While he’s vastly expanded what he collects, he’s still drawn to objects that are made to be used. Everything in the shop began its life as something functional like terra-cotta pitchers, a hand-turned wood chair, or an embroidered quilt. “These things are beautiful, but it’s not about that,” he says. “It’s about making someone feel good in a space and allowing someone to take whatever practices I’ve implemented in my life and try to see if they work in theirs.”

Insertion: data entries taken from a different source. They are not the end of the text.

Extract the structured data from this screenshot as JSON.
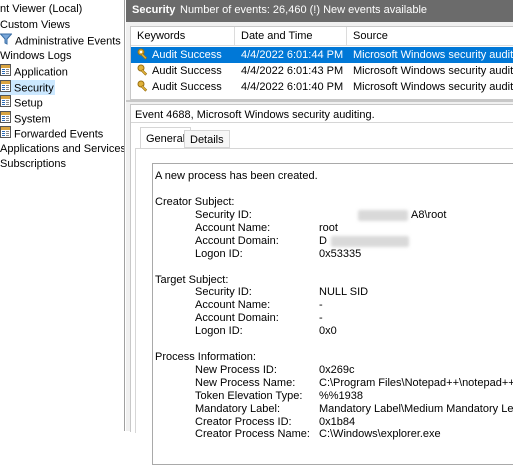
{
  "tree": {
    "items": [
      {
        "label": "nt Viewer (Local)",
        "indent": 0,
        "icon": "none"
      },
      {
        "label": "Custom Views",
        "indent": 0,
        "icon": "none"
      },
      {
        "label": "Administrative Events",
        "indent": 1,
        "icon": "filter-icon"
      },
      {
        "label": "Windows Logs",
        "indent": 0,
        "icon": "none"
      },
      {
        "label": "Application",
        "indent": 1,
        "icon": "log-icon"
      },
      {
        "label": "Security",
        "indent": 1,
        "icon": "log-icon",
        "selected": true
      },
      {
        "label": "Setup",
        "indent": 1,
        "icon": "log-icon"
      },
      {
        "label": "System",
        "indent": 1,
        "icon": "log-icon"
      },
      {
        "label": "Forwarded Events",
        "indent": 1,
        "icon": "log-icon"
      },
      {
        "label": "Applications and Services l",
        "indent": 0,
        "icon": "none"
      },
      {
        "label": "Subscriptions",
        "indent": 0,
        "icon": "none"
      }
    ]
  },
  "header": {
    "title": "Security",
    "info": "Number of events: 26,460 (!) New events available"
  },
  "grid": {
    "columns": [
      "Keywords",
      "Date and Time",
      "Source"
    ],
    "rows": [
      {
        "keyword": "Audit Success",
        "datetime": "4/4/2022 6:01:44 PM",
        "source": "Microsoft Windows security auditing.",
        "selected": true,
        "icon": "search-key-icon"
      },
      {
        "keyword": "Audit Success",
        "datetime": "4/4/2022 6:01:43 PM",
        "source": "Microsoft Windows security auditing.",
        "icon": "key-icon"
      },
      {
        "keyword": "Audit Success",
        "datetime": "4/4/2022 6:01:40 PM",
        "source": "Microsoft Windows security auditing.",
        "icon": "key-icon"
      }
    ]
  },
  "detail": {
    "title": "Event 4688, Microsoft Windows security auditing.",
    "tabs": [
      "General",
      "Details"
    ],
    "active_tab": "General",
    "intro": "A new process has been created.",
    "sections": [
      {
        "heading": "Creator Subject:",
        "fields": [
          {
            "label": "Security ID:",
            "value": "A8\\root",
            "redacted_prefix": true
          },
          {
            "label": "Account Name:",
            "value": "root"
          },
          {
            "label": "Account Domain:",
            "value": "D",
            "redacted_suffix": true
          },
          {
            "label": "Logon ID:",
            "value": "0x53335"
          }
        ]
      },
      {
        "heading": "Target Subject:",
        "fields": [
          {
            "label": "Security ID:",
            "value": "NULL SID"
          },
          {
            "label": "Account Name:",
            "value": "-"
          },
          {
            "label": "Account Domain:",
            "value": "-"
          },
          {
            "label": "Logon ID:",
            "value": "0x0"
          }
        ]
      },
      {
        "heading": "Process Information:",
        "fields": [
          {
            "label": "New Process ID:",
            "value": "0x269c"
          },
          {
            "label": "New Process Name:",
            "value": "C:\\Program Files\\Notepad++\\notepad++.exe"
          },
          {
            "label": "Token Elevation Type:",
            "value": "%%1938"
          },
          {
            "label": "Mandatory Label:",
            "value": "Mandatory Label\\Medium Mandatory Level"
          },
          {
            "label": "Creator Process ID:",
            "value": "0x1b84"
          },
          {
            "label": "Creator Process Name:",
            "value": "C:\\Windows\\explorer.exe"
          }
        ]
      }
    ]
  },
  "colors": {
    "header_bg": "#6b6b6b",
    "selection": "#0078d7",
    "tree_selection": "#cce8ff"
  }
}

In November, Trice moved Of the Cloth to a storefront in Crown Heights, a raw space filled with a mixture of antique items he’s sourced from collectors, contemporary works he’s made in collaboration with friends (including the furniture-brand Studio Ture and ceramic artist Kristin Stain), and pieces he’s decided to release from his own collection. This April, he’s opening a second outpost of Of the Cloth in Rockefeller Center, joining a wave of shops like Beverly’s and Côte à Coast that are part of its retail strategy to include more small, independent brands.

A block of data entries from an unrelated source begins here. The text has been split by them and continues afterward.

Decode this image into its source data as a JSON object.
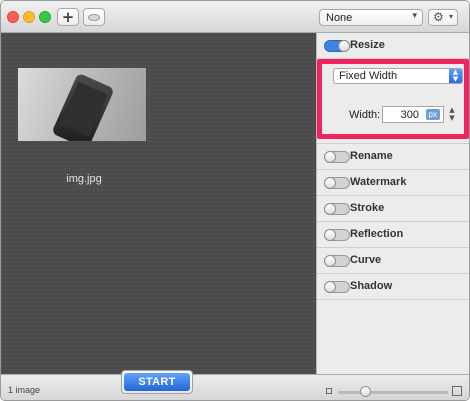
{
  "toolbar": {
    "add_icon": "plus-icon",
    "preview_icon": "eye-icon",
    "preset_value": "None",
    "gear_icon": "gear-icon"
  },
  "canvas": {
    "image_name": "img.jpg"
  },
  "panel": {
    "resize": {
      "label": "Resize",
      "enabled": true,
      "mode": "Fixed Width",
      "width_label": "Width:",
      "width_value": "300",
      "width_unit": "px"
    },
    "actions": [
      {
        "label": "Rename",
        "enabled": false
      },
      {
        "label": "Watermark",
        "enabled": false
      },
      {
        "label": "Stroke",
        "enabled": false
      },
      {
        "label": "Reflection",
        "enabled": false
      },
      {
        "label": "Curve",
        "enabled": false
      },
      {
        "label": "Shadow",
        "enabled": false
      }
    ]
  },
  "bottom": {
    "count_text": "1 image",
    "start_label": "START"
  },
  "colors": {
    "accent": "#2a6fe0",
    "highlight": "#f0245e",
    "canvas": "#4a4a4a"
  }
}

Often, the pieces in Trice’s shop come directly from the homes of his sources, who tend to obsessively collect very specific items like Chinese antiques or wicker furniture and set things aside for him. “Every time I visit them, it’s like I’m Charlie first walking into the Chocolate Factory,” Trice says. “Could you imagine walking into someone’s home and it being like a museum every time?”
That’s the feeling you get when you step inside Of the Cloth — you’re not just walking into a shop, you’re stepping into a space filled with hundreds of stories and items that represent a particular point of view. It’s the opposite of seeing the same Italian-style sofa or Scandinavian chairs that seem to populate every apartment on Instagram and TikTok. As the business grows, what’s most important to Trice is to keep building his collection and sharing stories about the pieces in it. “I didn’t come from a family that archived much information,” he says. “There were a lot of question marks around our identities, which happens a lot with Black families. It’s been my objective to archive information in a beautiful way. I don’t want the grandchildren to look through horrible books with photos. I want it to be, Oh, hold on, this textile that was placed on this chair in our family for 70 years has been in our family for 30 years longer than that.”